- Born: John Gordon Seymour Linacre 23 September 1920 Sheffield, Yorkshire, England
- Died: 5 February 2015 (aged 94)
- Allegiance: United Kingdom
- Branch: Royal Air Force
- Service years: 1939–1946
- Rank: Squadron leader
- Service number: 986629 (airman) 112188 (officer)
- Conflicts: World War II
- Awards: Distinguished Flying Medal (1941); Mentioned in Despatches (1944); Air Force Cross (1945); Commander of the Order of the British Empire (1979); Knight Bachelor (1986);

= Gordon Linacre =

British journalist and RAF officer (1920–2015)

Sir John Gordon Seymour Linacre, (23 September 1920 – 5 February 2015) was a British press baron, journalist, and decorated Royal Air Force officer.

==Early life==
Linacre was born on 23 September 1920 in Sheffield, Yorkshire, England. His father was a steelworks foreman. He was educated at Firth Park Grammar School, a grammar school in Sheffield. He is credited with starting its school newspaper.

==Career==

===Military service===
With the outbreak of World War II in 1939, Linacre joined the Royal Air Force as an airman. He trained as a bomber pilot and was promoted to the non-commissioned rank of sergeant. He was involved in raids over Nazi occupied Europe. As a member of No. 83 Squadron RAF, he bombed targets in Berlin, Essen, Kiel and Mannheim.

On 3 November 1941, he granted an emergency commission in the Royal Air Force Volunteer Reserve as a pilot officer on probation. On 1 October 1942, he was promoted to flying officer on probation (war substantive). When he was mentioned in despatches in June 1944, he held the acting rank of squadron leader.
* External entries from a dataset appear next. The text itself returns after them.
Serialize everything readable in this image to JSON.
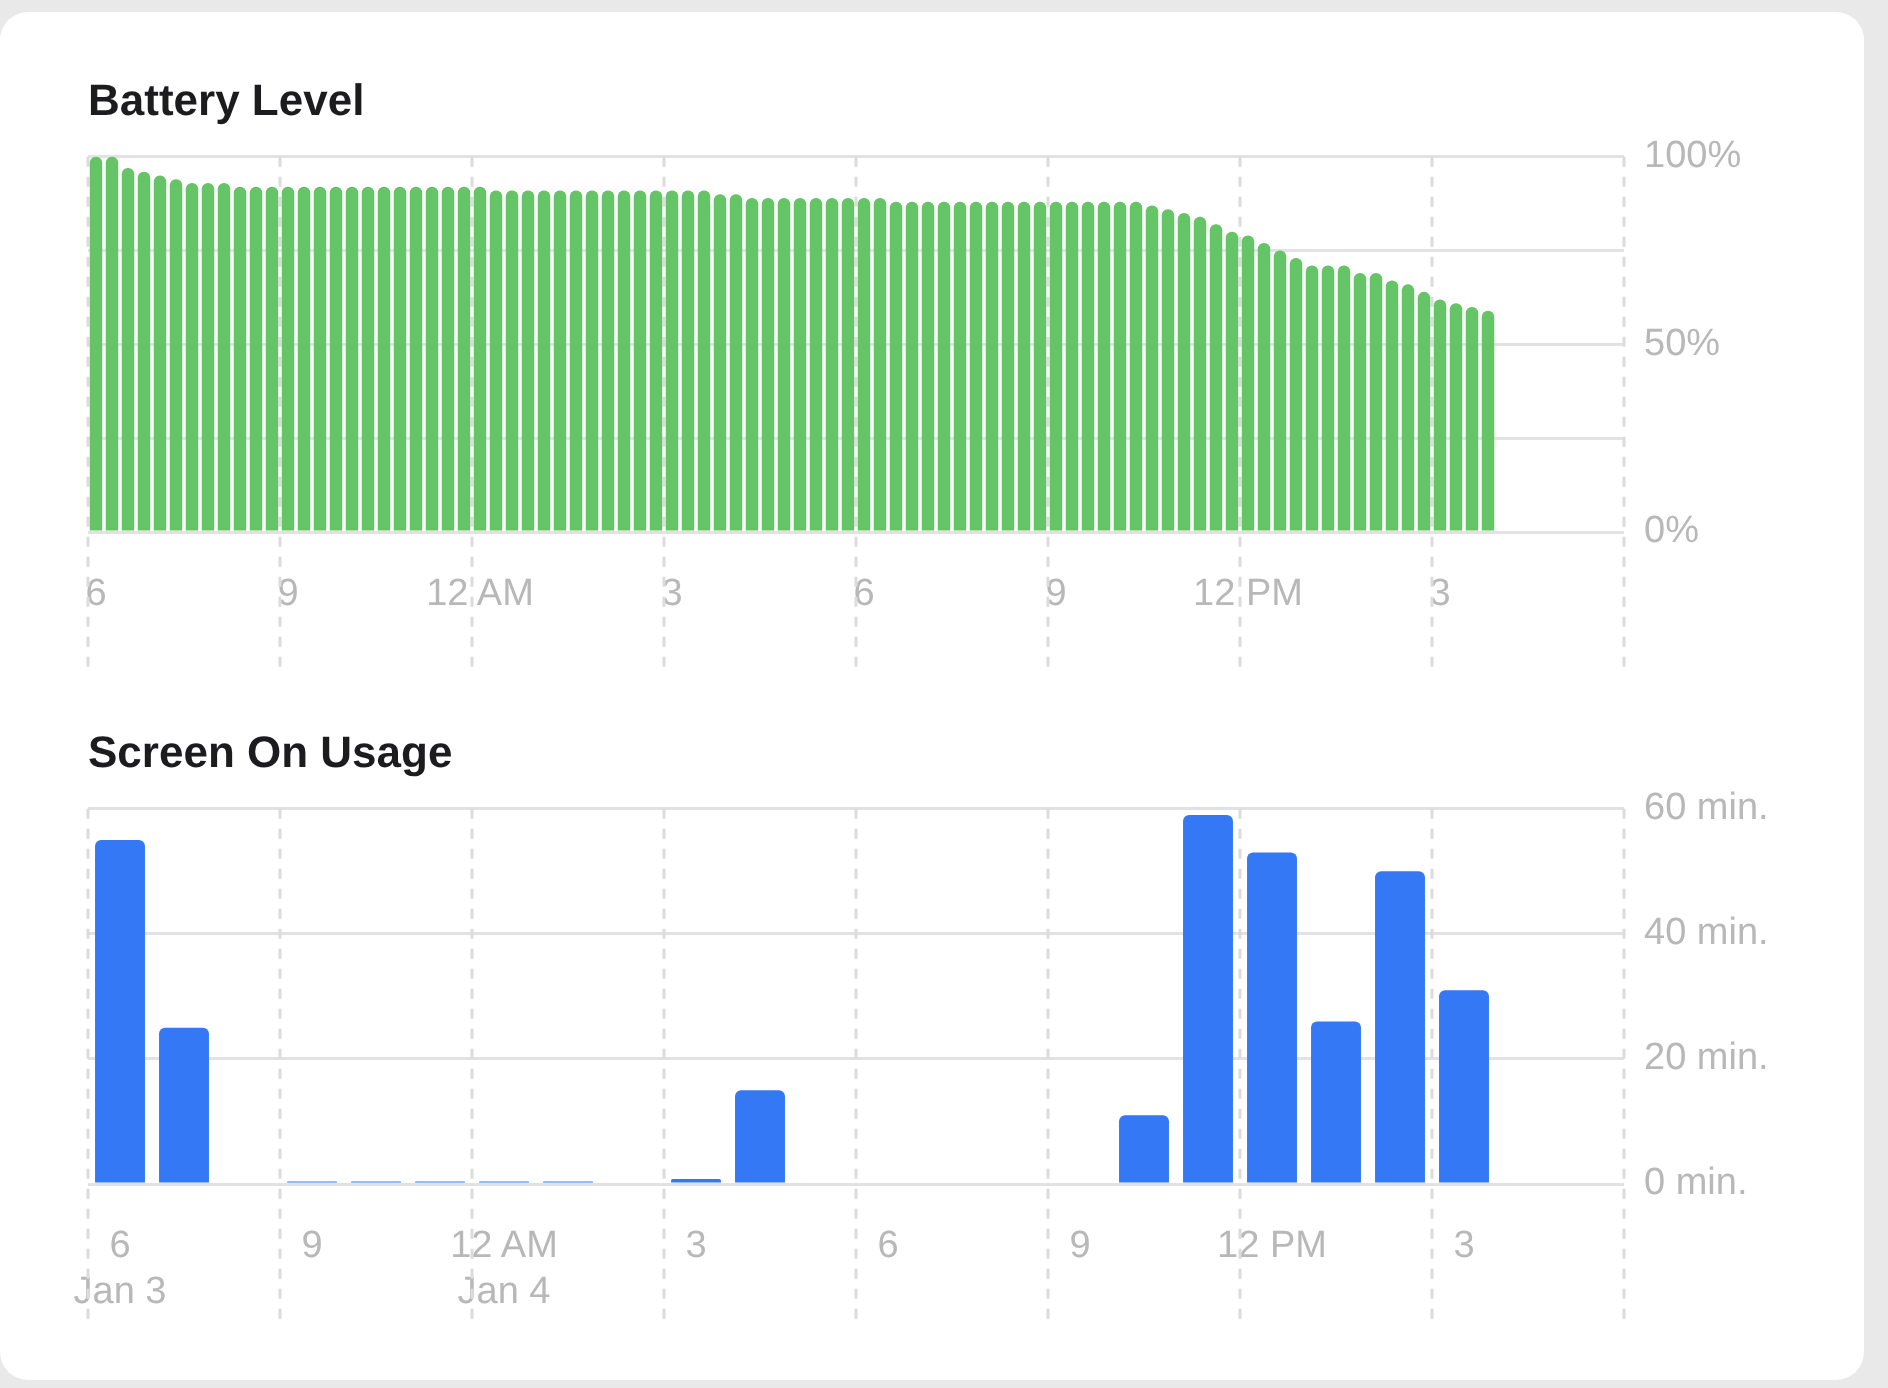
{
  "chart_data": [
    {
      "type": "bar",
      "title": "Battery Level",
      "categories": [
        "6",
        null,
        null,
        null,
        null,
        null,
        null,
        null,
        null,
        null,
        null,
        null,
        "9",
        null,
        null,
        null,
        null,
        null,
        null,
        null,
        null,
        null,
        null,
        null,
        "12 AM",
        null,
        null,
        null,
        null,
        null,
        null,
        null,
        null,
        null,
        null,
        null,
        "3",
        null,
        null,
        null,
        null,
        null,
        null,
        null,
        null,
        null,
        null,
        null,
        "6",
        null,
        null,
        null,
        null,
        null,
        null,
        null,
        null,
        null,
        null,
        null,
        "9",
        null,
        null,
        null,
        null,
        null,
        null,
        null,
        null,
        null,
        null,
        null,
        "12 PM",
        null,
        null,
        null,
        null,
        null,
        null,
        null,
        null,
        null,
        null,
        null,
        "3",
        null,
        null,
        null,
        null,
        null,
        null,
        null,
        null,
        null,
        null,
        null
      ],
      "values": [
        100,
        100,
        97,
        96,
        95,
        94,
        93,
        93,
        93,
        92,
        92,
        92,
        92,
        92,
        92,
        92,
        92,
        92,
        92,
        92,
        92,
        92,
        92,
        92,
        92,
        91,
        91,
        91,
        91,
        91,
        91,
        91,
        91,
        91,
        91,
        91,
        91,
        91,
        91,
        90,
        90,
        89,
        89,
        89,
        89,
        89,
        89,
        89,
        89,
        89,
        88,
        88,
        88,
        88,
        88,
        88,
        88,
        88,
        88,
        88,
        88,
        88,
        88,
        88,
        88,
        88,
        87,
        86,
        85,
        84,
        82,
        80,
        79,
        77,
        75,
        73,
        71,
        71,
        71,
        69,
        69,
        67,
        66,
        64,
        62,
        61,
        60,
        59,
        null,
        null,
        null,
        null,
        null,
        null,
        null,
        null
      ],
      "color": "#65c466",
      "ylim": [
        0,
        100
      ],
      "yticks": [
        {
          "value": 0,
          "label": "0%"
        },
        {
          "value": 25,
          "label": null
        },
        {
          "value": 50,
          "label": "50%"
        },
        {
          "value": 75,
          "label": null
        },
        {
          "value": 100,
          "label": "100%"
        }
      ],
      "grid": true,
      "legend": false
    },
    {
      "type": "bar",
      "title": "Screen On Usage",
      "categories": [
        "6\nJan 3",
        null,
        null,
        "9",
        null,
        null,
        "12 AM\nJan 4",
        null,
        null,
        "3",
        null,
        null,
        "6",
        null,
        null,
        "9",
        null,
        null,
        "12 PM",
        null,
        null,
        "3",
        null,
        null
      ],
      "values": [
        55,
        25,
        0,
        0.4,
        0.4,
        0.4,
        0.4,
        0.4,
        0,
        0.8,
        15,
        0,
        0,
        0,
        0,
        0,
        11,
        59,
        53,
        26,
        50,
        31,
        null,
        null
      ],
      "color": "#3478f6",
      "ylim": [
        0,
        60
      ],
      "yticks": [
        {
          "value": 0,
          "label": "0 min."
        },
        {
          "value": 20,
          "label": "20 min."
        },
        {
          "value": 40,
          "label": "40 min."
        },
        {
          "value": 60,
          "label": "60 min."
        }
      ],
      "grid": true,
      "legend": false
    }
  ]
}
At the end of the war, he was offered a regular commission in the Royal Air Force and encouraged to remain in the military, but he turned it down. Therefore, in 1946 he was demobilised and returned to civilian life.

===Journalism career===
Linacre first expressed an interest in becoming a journalist at the age of seven. Ten years later, at the age of 17, he joined The Sheffield Independent. He left the newspaper in 1939 to serve in the Royal Air Force during World War II.

Though he was offered a permanent commission to continue serving with the RAF after the war, he decided to return to journalism. His first job was as a sub-editor or the Sunday Graphic. He then became assistant editor of The Journal and the Evening Chronicle, both Newcastle based newspapers. In 1958, he became editor of the Sheffield Star.

In 1963, he moved from direct involvement in newspaper production, as a journalist or editor, to a back room job as executive director of Thomson Regional Newspapers. He was head-hunted by Yorkshire Conservative Newspapers, joining the publisher as managing director in April 1965. In 1969, Yorkshire Conservative Newspapers merged into United Newspapers. Linacre fought for The Yorkshire Post to maintain its independent under its new publisher. This was agreed to and he was also offered a position as a member of its board of directors of United Newspapers. He was chief executive of United Newspapers from 1981 to 1988. In 1983, he was appointed chairman of the Yorkshire Post Newspapers and deputy chairman of United Newspapers. In 1985, he negotiated the acquisition of the Daily Express, the Sunday Express and the Daily Star. He retired from his full-time career in 1990.

==Later life==
In later life, Linacre was active in the running of the University of Leeds: from 1985 to 1992, he was a member of its University Council and from 1995 to 2000, he was a member its University Court. He also kept ties with journalism, and served as President, a mainly honorary role, of Yorkshire Post Newspapers Ltd from 1990 until his death.

Linacre died on 5 February 2015, aged 94.

==Personal life==
In 1943, Linacre married Irene Amy Gordon. Together they had two daughters; Anthea and Phillipa. His wife predeceased him, dying in 2013.

==Honours==
Linacre received multiple honours for service during the Second World War. On 23 December 1941, he was awarded the Distinguished Flying Medal (DFM). He was mentioned in despatches on 8 June 1944. In the 1945 King's Birthday Honours, he was awarded the Air Force Cross (AFC).

In the 1979 New Year Honours, he was appointed Commander of the Order of the British Empire (CBE) "for services to journalism". In the 1986 Queen's Birthday Honours, he was appointed Knight Bachelor and therefore granted the title sir. On 5 November 1986, he was knighted by Queen Elizabeth II at Buckingham Palace.

In 1991, the University of Leeds awarded him an honorary Doctor of Laws (LLD) degree in recognition of "his contribution to journalism and the support of the arts and education".